So what’s the attraction of Cold Cases?
I thought I might write a bit about the attraction “cold cases” hold for me, ’cause, well, you know…..it’s just a little STRANGE, isn’t it? Yeah, probably. I’m using “cold case” in the context of a standard search and rescue incident in which the subject was never found. They are still out there, somewhere.
First, let me give you a general idea of how searches work. When someone goes missing, an initial or “hasty search” is performed. This typically involves a group of very strong and quick searchers, covering the most likely area the subject might be, based upon the best information available at the time. In maybe 60% – 70% of the cases the subject is quickly found and everyone goes home happy (BTW, I’m pulling these percentages out of my ass to make a point. They are not from anywhere credible). If the hasty search doesn’t find the subject, it gets escalated into a much larger search, eventually bringing in other search teams to assist. This may drive the success rate up to perhaps 98%. But note that there remains some small unfortunate percentage of the time in which the subject is NOT found.
What happens in these cases? The truth is, not much. Authority figures may say things publicly to the extent that, “The searching will continue on a reduced basis”, but that’s almost never really true. Search and rescue teams are mostly volunteers, who have other things to do in their lives or must focus on current cases where lives are in immediate jeopardy.
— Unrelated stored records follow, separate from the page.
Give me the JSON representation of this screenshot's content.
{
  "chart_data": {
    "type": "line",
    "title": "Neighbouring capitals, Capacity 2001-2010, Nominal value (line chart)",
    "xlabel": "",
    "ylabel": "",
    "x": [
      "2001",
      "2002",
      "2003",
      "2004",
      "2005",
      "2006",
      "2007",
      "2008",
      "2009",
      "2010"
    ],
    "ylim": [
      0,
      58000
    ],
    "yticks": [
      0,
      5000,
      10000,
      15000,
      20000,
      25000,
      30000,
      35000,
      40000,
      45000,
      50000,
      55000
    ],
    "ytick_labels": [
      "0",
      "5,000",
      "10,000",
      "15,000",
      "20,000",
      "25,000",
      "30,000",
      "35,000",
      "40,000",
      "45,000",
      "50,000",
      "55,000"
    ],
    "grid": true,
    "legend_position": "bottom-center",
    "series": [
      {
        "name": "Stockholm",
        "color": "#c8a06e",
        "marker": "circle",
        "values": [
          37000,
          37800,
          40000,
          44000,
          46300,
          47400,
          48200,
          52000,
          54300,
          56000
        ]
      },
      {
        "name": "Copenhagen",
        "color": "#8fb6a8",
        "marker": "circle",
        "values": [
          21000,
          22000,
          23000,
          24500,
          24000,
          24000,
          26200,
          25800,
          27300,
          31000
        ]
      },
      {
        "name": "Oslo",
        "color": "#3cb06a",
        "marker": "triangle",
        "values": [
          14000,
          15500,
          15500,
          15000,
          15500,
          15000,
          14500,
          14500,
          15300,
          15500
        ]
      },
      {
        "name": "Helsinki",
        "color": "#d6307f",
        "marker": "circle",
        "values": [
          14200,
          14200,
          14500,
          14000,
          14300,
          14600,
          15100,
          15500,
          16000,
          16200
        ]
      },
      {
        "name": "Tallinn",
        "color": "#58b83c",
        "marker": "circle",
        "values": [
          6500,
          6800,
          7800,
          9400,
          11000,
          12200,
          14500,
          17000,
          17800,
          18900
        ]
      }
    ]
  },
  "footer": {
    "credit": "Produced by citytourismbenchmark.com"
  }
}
That’s clearly the best use of resources. Very few teams will go back into the field months later and spend much time looking for those they’ve failed to find (I tip my metaphorical hat to those that do). The powers-that-be rely on hunters (who wander all over the landscape) or cross country hikers to eventually stumble upon the remains of the long missing. This could take years, decades or never. And during the interim, the families of the missing are left hanging or go out on ill-fated hunts of their own.
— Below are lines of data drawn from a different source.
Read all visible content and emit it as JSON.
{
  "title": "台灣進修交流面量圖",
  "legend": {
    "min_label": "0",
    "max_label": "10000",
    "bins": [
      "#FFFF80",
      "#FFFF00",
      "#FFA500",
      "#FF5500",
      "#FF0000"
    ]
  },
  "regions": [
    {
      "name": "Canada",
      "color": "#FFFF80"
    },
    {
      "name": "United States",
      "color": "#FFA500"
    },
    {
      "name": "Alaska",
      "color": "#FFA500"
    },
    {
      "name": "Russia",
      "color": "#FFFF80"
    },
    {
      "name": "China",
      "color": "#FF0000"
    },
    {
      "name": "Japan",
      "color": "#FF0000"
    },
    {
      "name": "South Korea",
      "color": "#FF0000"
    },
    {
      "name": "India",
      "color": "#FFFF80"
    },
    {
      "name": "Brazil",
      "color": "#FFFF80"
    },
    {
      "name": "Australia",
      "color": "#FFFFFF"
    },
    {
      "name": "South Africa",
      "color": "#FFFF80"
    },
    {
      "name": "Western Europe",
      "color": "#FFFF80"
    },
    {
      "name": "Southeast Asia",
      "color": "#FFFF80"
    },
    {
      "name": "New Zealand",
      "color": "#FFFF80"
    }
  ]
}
Now I’ve spent a lot of my life looking for “things”. “Things” have included aircraft wrecks, lost mines, meteorites, caves, petroglyphs, ghost towns and pretty much any sort of strange shit in the middle of nowhere. These days, with the all-reaching Innerwebz, there are all sorts of websites devoted to looking for such things and many people out there looking. It’s getting damn crowded.
It wasn’t until I got into search and rescue that I realized no one was looking for friggin’ long lost PEOPLE! Of all the things to look for, wouldn’t someone’s missing family member be maybe the most socially useful? I mean, look at all the crazed people out there wandering around looking for silly geocaches, where people deliberately hide things and others then look for them. Sort of like digging a hole and filling it back up. Why not look for missing humans instead? Wouldn’t that be, oh I don’t know….more beneficial??
Uh, there a good reason, actually why this doesn’t happen. Specific information pertaining to individuals missing in the great outdoors is usually closely held by law enforcement authorities or search and rescue teams. They do not like to share. They feel they have good reasons for doing so. There’s concern, perhaps rightly, that “civilians” traipsing around the backcountry could end up getting themselves in trouble and needing rescue. There may also be a concern that it’s an open case, still possibly criminal, which could be mucked up by unauthorized people. Valid issues, I will concede…..but I would respect them more if the authorities were taking any action with what they hold. But they are not. No one is using the information in the files.
Cold cases in general have a huge advantage in knowing the subject is deceased. Yeah, I know that sounds sort of creepy, but what I mean is that’s there’s not the urgency of knowing someone’s life is hanging in the balance. It allows one to really take time and think about what might have been going through the subject’s mind and where they might have headed based upon topography and environmental factors. In an active search the clock is ticking…..loudly. In a cold case search, there is no clock, there is no rush and there’s no illusion the subject could still be alive.
A cold case search also has another advantage over a fresh, active search. Because considerable ground area has been already covered by the original searchers (who may have been quite good), there’s solid information as to where the subject isn’t. While it sounds sort of obvious, during the original search the ground personnel didn’t have that info and ended up wasting their time searching where the subject wasn’t. Of course they didn’t know that until they completed searching the initial areas.
I consider cold case searching to be sort of a “phase 2” to the search for someone missing. You sit down, carefully review the facts in the case (some of which may only have come to light late in the search), look at the areas already searched, and then head out fresh.
As for me, I sort of fell into this. I like mysteries and challenges. I like doing things that few others are doing. And I like being occasionally useful to society. I was fortunate enough to sometimes gain access to files on various cases. In other instances I know some helpful folks and I’m also pretty good at research. Finally, I have the time, training and physical ability to deal with the challenges of backcountry searching. It’s a good excuse to go someplace interesting (although I suppose that could still be said for geocaching!)
The Bill Ewasko case I respond to on a more personal level. I was on the original mutual aid search. I was part of the overall search effort that eventually failed. I do not take kindly to failing at something I’m invested in. In my mind, that search isn’t done until Bill’s found.